Tuesday, January 29, 2013

Django Unchained and the trouble with non-controversial black art

The wide-ranging coverage of Django Unchained has been really remarkable. What makes the coverage especially notable from a black studies perspective is how many prominent African American scholars, writers, and cultural figures have chimed in to offer their responses and assessments. Rarely do so many concentrate on a single artistic production.

[Related: Notebook on Django Unchained]

Some folks have expressed interest in Django Unchained, and others have expressed great disdain for Quentin Tarantino and his film. The movie is now categorized as "controversial" in many quarters in part because of its treatment of racial themes, and interestingly, the "controversial" tag has helped ensure that the movie become and remain widely discussed.

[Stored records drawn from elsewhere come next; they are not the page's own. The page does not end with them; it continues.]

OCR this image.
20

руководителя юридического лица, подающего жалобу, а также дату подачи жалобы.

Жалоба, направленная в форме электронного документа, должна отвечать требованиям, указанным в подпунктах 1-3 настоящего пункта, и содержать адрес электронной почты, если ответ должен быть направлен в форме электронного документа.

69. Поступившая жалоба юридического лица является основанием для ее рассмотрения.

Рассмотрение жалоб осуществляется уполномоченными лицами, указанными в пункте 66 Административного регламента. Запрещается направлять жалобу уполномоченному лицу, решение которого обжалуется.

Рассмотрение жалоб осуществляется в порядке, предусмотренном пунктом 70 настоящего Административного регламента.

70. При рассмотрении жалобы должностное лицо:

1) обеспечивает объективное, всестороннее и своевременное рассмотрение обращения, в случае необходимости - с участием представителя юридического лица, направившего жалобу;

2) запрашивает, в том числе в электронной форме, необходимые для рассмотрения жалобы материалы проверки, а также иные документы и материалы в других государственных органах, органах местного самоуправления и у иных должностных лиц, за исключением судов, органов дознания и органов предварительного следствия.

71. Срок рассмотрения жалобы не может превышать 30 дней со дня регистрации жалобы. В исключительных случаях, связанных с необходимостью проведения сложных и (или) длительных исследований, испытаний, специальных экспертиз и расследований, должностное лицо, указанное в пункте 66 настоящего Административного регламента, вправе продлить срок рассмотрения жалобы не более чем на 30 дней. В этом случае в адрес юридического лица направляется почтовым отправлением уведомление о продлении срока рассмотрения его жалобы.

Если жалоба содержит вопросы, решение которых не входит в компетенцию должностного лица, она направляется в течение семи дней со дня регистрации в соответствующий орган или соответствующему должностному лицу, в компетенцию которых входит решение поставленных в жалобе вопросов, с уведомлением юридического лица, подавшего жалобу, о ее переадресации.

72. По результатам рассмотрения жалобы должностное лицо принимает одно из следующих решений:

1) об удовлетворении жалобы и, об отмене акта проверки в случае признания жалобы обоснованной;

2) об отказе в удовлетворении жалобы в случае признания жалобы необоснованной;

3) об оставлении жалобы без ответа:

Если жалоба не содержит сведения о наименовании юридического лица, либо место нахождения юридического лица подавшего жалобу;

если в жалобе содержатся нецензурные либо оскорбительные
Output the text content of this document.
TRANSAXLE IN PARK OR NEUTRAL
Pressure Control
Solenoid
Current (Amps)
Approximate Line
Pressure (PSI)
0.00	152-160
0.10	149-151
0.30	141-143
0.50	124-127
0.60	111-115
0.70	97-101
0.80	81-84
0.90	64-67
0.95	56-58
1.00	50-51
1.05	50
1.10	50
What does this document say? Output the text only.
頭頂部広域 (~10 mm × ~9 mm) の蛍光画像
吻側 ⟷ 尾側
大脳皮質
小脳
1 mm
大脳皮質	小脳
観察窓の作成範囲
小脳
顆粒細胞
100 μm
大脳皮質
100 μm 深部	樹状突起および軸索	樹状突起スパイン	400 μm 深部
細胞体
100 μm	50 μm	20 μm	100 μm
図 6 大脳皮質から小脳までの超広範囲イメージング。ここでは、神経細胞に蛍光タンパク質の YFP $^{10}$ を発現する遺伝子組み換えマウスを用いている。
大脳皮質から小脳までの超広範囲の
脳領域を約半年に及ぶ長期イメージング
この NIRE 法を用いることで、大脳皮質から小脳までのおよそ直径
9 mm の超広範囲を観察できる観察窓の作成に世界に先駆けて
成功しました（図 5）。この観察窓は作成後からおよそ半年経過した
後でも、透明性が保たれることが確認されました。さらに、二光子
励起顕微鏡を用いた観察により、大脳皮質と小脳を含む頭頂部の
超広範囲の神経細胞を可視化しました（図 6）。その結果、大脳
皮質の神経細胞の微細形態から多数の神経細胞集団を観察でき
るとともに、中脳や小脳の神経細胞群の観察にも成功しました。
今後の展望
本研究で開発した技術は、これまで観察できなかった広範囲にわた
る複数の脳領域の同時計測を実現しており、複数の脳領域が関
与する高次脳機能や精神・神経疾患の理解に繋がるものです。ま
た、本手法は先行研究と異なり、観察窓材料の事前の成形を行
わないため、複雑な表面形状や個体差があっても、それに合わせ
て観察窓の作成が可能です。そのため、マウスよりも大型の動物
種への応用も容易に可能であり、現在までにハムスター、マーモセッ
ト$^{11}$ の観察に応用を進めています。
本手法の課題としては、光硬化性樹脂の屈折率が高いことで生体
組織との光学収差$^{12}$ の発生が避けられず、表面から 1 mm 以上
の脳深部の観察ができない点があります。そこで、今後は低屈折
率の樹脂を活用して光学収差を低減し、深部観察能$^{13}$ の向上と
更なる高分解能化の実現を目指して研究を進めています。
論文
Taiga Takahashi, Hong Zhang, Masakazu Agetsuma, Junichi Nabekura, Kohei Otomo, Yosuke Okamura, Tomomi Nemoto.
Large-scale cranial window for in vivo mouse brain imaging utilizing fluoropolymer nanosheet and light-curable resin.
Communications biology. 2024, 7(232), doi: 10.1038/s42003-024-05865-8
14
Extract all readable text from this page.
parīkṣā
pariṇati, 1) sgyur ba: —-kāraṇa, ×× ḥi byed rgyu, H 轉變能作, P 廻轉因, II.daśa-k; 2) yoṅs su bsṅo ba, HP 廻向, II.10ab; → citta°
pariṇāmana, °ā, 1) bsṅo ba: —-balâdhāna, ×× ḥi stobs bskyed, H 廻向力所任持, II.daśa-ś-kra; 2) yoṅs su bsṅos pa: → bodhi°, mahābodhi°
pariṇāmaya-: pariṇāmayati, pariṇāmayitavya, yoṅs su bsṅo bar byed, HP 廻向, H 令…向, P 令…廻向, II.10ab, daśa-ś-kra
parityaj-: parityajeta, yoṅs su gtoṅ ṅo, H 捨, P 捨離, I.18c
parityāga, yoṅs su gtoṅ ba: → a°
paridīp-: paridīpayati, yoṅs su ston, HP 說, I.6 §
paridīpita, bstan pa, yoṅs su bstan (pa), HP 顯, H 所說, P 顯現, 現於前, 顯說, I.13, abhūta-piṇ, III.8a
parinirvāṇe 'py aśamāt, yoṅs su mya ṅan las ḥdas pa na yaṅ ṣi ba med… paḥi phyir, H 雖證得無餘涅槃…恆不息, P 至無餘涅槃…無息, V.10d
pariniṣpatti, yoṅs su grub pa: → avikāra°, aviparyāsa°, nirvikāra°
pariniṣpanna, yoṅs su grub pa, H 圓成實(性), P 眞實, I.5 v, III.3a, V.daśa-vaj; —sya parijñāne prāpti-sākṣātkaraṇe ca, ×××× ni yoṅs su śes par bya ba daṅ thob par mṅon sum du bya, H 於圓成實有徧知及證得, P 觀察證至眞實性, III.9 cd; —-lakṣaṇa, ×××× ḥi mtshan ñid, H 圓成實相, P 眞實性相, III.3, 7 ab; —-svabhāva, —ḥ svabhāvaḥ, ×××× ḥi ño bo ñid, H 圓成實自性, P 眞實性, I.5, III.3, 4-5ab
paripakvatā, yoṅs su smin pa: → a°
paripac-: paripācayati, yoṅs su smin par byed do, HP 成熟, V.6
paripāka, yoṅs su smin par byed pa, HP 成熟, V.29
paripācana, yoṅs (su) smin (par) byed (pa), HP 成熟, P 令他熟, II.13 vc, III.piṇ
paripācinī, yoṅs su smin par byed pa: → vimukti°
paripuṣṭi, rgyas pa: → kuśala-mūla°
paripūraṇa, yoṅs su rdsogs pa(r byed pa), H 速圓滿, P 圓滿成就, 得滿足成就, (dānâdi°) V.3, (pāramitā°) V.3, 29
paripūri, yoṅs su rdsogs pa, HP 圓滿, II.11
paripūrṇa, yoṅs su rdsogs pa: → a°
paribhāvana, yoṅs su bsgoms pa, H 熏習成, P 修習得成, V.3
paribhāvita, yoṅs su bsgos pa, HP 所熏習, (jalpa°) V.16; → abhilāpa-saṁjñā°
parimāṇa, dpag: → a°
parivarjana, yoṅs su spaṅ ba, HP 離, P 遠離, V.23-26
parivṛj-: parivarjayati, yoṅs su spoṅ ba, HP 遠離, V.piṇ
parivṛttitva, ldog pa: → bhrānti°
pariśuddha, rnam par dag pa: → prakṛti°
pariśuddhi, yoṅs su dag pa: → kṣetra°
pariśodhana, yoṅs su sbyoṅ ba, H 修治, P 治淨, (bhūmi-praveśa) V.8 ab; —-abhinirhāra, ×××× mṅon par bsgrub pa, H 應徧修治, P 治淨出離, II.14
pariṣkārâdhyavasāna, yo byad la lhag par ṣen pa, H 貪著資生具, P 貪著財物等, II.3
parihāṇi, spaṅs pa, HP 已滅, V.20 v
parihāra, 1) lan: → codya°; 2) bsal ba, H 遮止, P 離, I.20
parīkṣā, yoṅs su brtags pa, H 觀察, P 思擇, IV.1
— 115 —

The expansive coverage of Tarantino's controversial film has made me wonder a little about the fate of non-controversial artistic pieces featuring black subjects. Can black art generate considerable attention without being controversial? Are black artists who work in genres viewed as less controversial destined to receive a relatively small popular reception?

African American novelists are rarely labeled "controversial," yet the wide-ranging responses to works by Toni Morrison and Colson Whitehead have been notable, though their works have primarily been assessed by literary scholars and book reviewers, respectively. Whitehead's latest novel did spark some derision from zombie fans who thought Zone One was too literary. A couple of decades ago, there were many debates concerning Alice Walker's The Color Purple, but much of that debate was prompted by Steven Spielberg's  direction of the movie more so than the novel alone.

Folks who thought Django Unchained was somewhat good, not necessarily great but somewhat good (and I count myself among that group) were not nearly as impassioned as some of those who had a strong disdain for Tarantino and the film. Some commentators even admitted "hating" Tarantino prior to viewing this latest movie. Non-controversial black art and artists rarely have the luxury of haters; they are instead usually impaired by indifference and unresponsive audiences.